There is more to learning and development than acquiring a new skill. It is not something that happens ‘out there’ and then gets applied ‘over here’. Learning is integral to the person, the job and the organisation. John Dewey, a founder of pragmatism, described learning (in 1897) as the “continuing reconstruction of experience”.
In focusing on the ‘what’ (the skills list), have we lost sight of the ‘why’ of learning? In practice, have we separated the act of learning from the learning experience? Has learning become a performative box-ticking exercise separated from its purpose?
More recently, the doyens of experiential learning David and Alice Kolb defined learning as “the basic process of human adaptation”. This purpose of learning carries within it an evolutionary approach of continuous adaptation — coevolution with the job and the organisation.
These views offer a broader understanding of the purpose of learning in the workplace. For example, both accept that adaptation through learning can be backward-looking or forward-looking. We learn from experience, and we create new ideas. There is a lot of discussion about innovation in public service but less focus on the tight relationship between the ability to innovate and the quality of learning.
A more productive approach would be to invest in learning and development as a critical organisational system that builds workforce capability, enables organisational performance and creates a mindset for innovation.
Valuing the investment in learning
While an organisation’s commitment to learning might be clearly expressed in its employee value proposition, the reality can differ. Most managers find that the training budget is often the first sacrifice when efficiency measures are needed.
There are three reasons for this.
First, the ROI on learning is often difficult to express clearly in unambiguous business outcomes. While everyone will agree that continuous learning is important to business success, few leaders willingly defend that position when faced with the need to produce ‘efficiency’ savings.
Second, learning and development budgets are often decentralised to business units, providing limited opportunities to employ training and education strategically and making the argument for business impact more difficult.
Third, ‘learning and development’ is a broad umbrella of activities ranging from conference attendance to degree learning programs and everything in between. When the budget is cut, it is often unclear what is being cut.
In short, learning and development budgets are often small, distributed, diluted, tactical and, it could be argued, ineffective.
Disrupting the ‘why’ not the ‘how’
Learning and development has experienced and continues to experience significant disruption as a function.
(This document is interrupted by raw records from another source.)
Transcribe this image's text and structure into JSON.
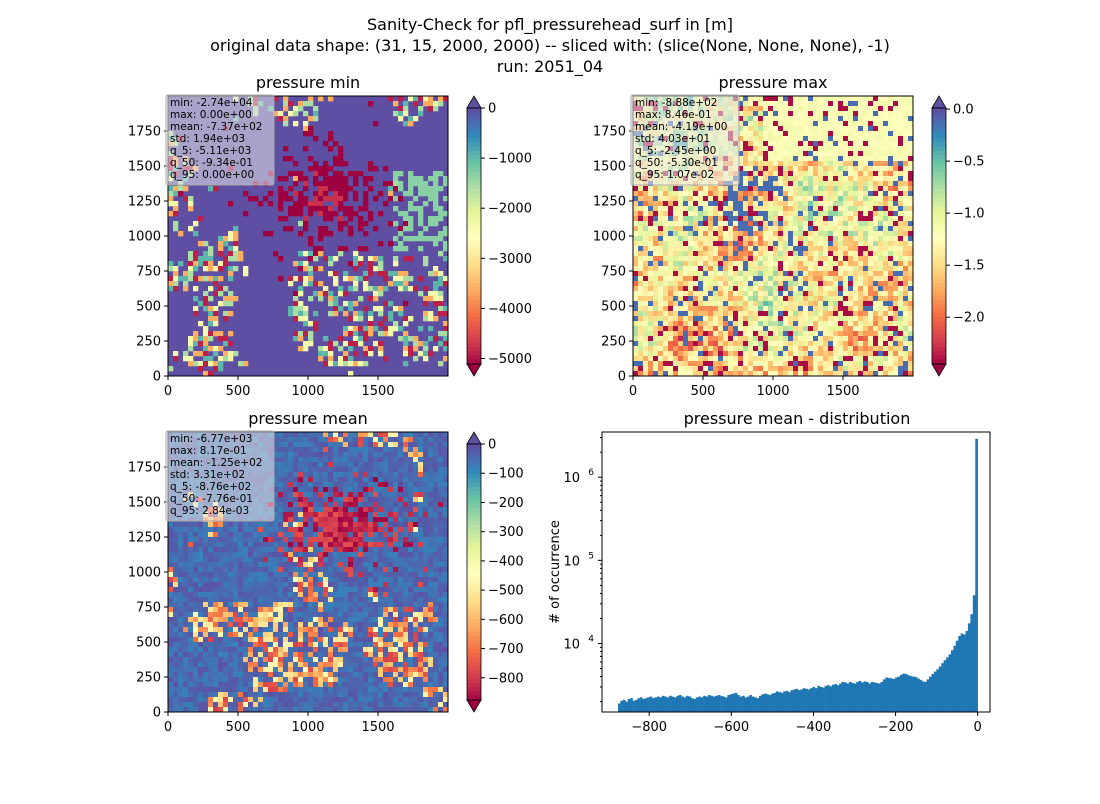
{
  "figure": {
    "title_lines": [
      "Sanity-Check for pfl_pressurehead_surf in [m]",
      "original data shape: (31, 15, 2000, 2000) -- sliced with: (slice(None, None, None), -1)",
      "run: 2051_04"
    ]
  },
  "chart_data": [
    {
      "type": "heatmap",
      "title": "pressure min",
      "xlim": [
        0,
        2000
      ],
      "ylim": [
        0,
        2000
      ],
      "xticks": [
        "0",
        "500",
        "1000",
        "1500"
      ],
      "yticks": [
        "0",
        "250",
        "500",
        "750",
        "1000",
        "1250",
        "1500",
        "1750"
      ],
      "colormap": "Spectral",
      "colorbar": {
        "range": [
          -5110,
          0
        ],
        "extend": "both",
        "ticks": [
          "0",
          "−1000",
          "−2000",
          "−3000",
          "−4000",
          "−5000"
        ]
      },
      "stats": [
        "min: -2.74e+04",
        "max: 0.00e+00",
        "mean: -7.37e+02",
        "std: 1.94e+03",
        "q_5: -5.11e+03",
        "q_50: -9.34e-01",
        "q_95: 0.00e+00"
      ]
    },
    {
      "type": "heatmap",
      "title": "pressure max",
      "xlim": [
        0,
        2000
      ],
      "ylim": [
        0,
        2000
      ],
      "xticks": [
        "0",
        "500",
        "1000",
        "1500"
      ],
      "yticks": [
        "0",
        "250",
        "500",
        "750",
        "1000",
        "1250",
        "1500",
        "1750"
      ],
      "colormap": "Spectral",
      "colorbar": {
        "range": [
          -2.45,
          0.0107
        ],
        "extend": "both",
        "ticks": [
          "0.0",
          "−0.5",
          "−1.0",
          "−1.5",
          "−2.0"
        ]
      },
      "stats": [
        "min: -8.88e+02",
        "max: 8.46e-01",
        "mean: -4.19e+00",
        "std: 4.03e+01",
        "q_5: -2.45e+00",
        "q_50: -5.30e-01",
        "q_95: 1.07e-02"
      ]
    },
    {
      "type": "heatmap",
      "title": "pressure mean",
      "xlim": [
        0,
        2000
      ],
      "ylim": [
        0,
        2000
      ],
      "xticks": [
        "0",
        "500",
        "1000",
        "1500"
      ],
      "yticks": [
        "0",
        "250",
        "500",
        "750",
        "1000",
        "1250",
        "1500",
        "1750"
      ],
      "colormap": "Spectral",
      "colorbar": {
        "range": [
          -876,
          0.00284
        ],
        "extend": "both",
        "ticks": [
          "0",
          "−100",
          "−200",
          "−300",
          "−400",
          "−500",
          "−600",
          "−700",
          "−800"
        ]
      },
      "stats": [
        "min: -6.77e+03",
        "max: 8.17e-01",
        "mean: -1.25e+02",
        "std: 3.31e+02",
        "q_5: -8.76e+02",
        "q_50: -7.76e-01",
        "q_95: 2.84e-03"
      ]
    },
    {
      "type": "bar",
      "title": "pressure mean - distribution",
      "ylabel": "# of occurrence",
      "yscale": "log",
      "xlim": [
        -915,
        30
      ],
      "ylim": [
        1500,
        3500000
      ],
      "xticks": [
        "−800",
        "−600",
        "−400",
        "−200",
        "0"
      ],
      "yticks": [
        "10",
        "10",
        "10"
      ],
      "ytick_exponents": [
        "6",
        "5",
        "4"
      ],
      "bar_color": "#1f77b4",
      "bin_range": [
        -876,
        0
      ],
      "counts": [
        1900,
        2050,
        2100,
        2000,
        2150,
        2200,
        2050,
        2100,
        2200,
        2250,
        2150,
        2200,
        2250,
        2300,
        2200,
        2250,
        2300,
        2250,
        2350,
        2300,
        2250,
        2350,
        2300,
        2250,
        2350,
        2400,
        2300,
        2250,
        2350,
        2300,
        2200,
        2150,
        2250,
        2300,
        2250,
        2350,
        2300,
        2400,
        2350,
        2300,
        2350,
        2400,
        2350,
        2300,
        2250,
        2400,
        2450,
        2500,
        2550,
        2400,
        2300,
        2350,
        2250,
        2300,
        2400,
        2300,
        2250,
        2200,
        2350,
        2450,
        2500,
        2450,
        2400,
        2500,
        2550,
        2650,
        2600,
        2550,
        2650,
        2700,
        2600,
        2750,
        2800,
        2850,
        2750,
        2800,
        2900,
        2850,
        2800,
        2900,
        3000,
        2900,
        3100,
        3000,
        2950,
        3100,
        3150,
        3050,
        3200,
        3250,
        3150,
        3300,
        3450,
        3400,
        3300,
        3450,
        3350,
        3300,
        3450,
        3550,
        3400,
        3500,
        3450,
        3300,
        3450,
        3400,
        3350,
        3300,
        3450,
        3700,
        3900,
        3850,
        3800,
        3750,
        3900,
        4000,
        4200,
        4350,
        4300,
        4150,
        4050,
        4000,
        3950,
        3800,
        3650,
        3500,
        3450,
        3700,
        4000,
        4300,
        4600,
        4900,
        5300,
        5800,
        6300,
        6800,
        7400,
        8300,
        9400,
        10800,
        12300,
        13200,
        12800,
        14200,
        17500,
        22500,
        38000,
        2900000
      ]
    }
  ]
}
However, it is a disruption of the ‘how’, not the ‘why’ — a disruption to delivery, not purpose.
The disruption to ‘why’ must come from organisational leaders, not educators or those delivering training programs.
Learning is a fundamental organisational system that provides resilience and sustained performance improvement. Leaders are responsible for defining the system's purpose. What are we learning about the ‘why’ of learning from the pandemic and the rapid evolution of technology?
One clear lesson is that ongoing learning and skill development will become a way of life. The often talked about ‘cultures of continuous education’ are now a reality.
The questions for leaders are:
How do the organisational systems support employee lifelong learning and adaptation?
How can we transform learning and development from an ‘out there’ activity to an investment in an experience?
How do we design on and off-ramps to learning that disrupt the conventional thinking of learning as a linear activity across the lifespan?
How do we stay focused on learning to embrace and manage contradictory demands, manage increasingly complex technology and integrate knowledge quickly across local, and dispersed, teams?
Now is the time to disrupt the ‘why’ of learning and dramatically shift toward valuing lifelong learning.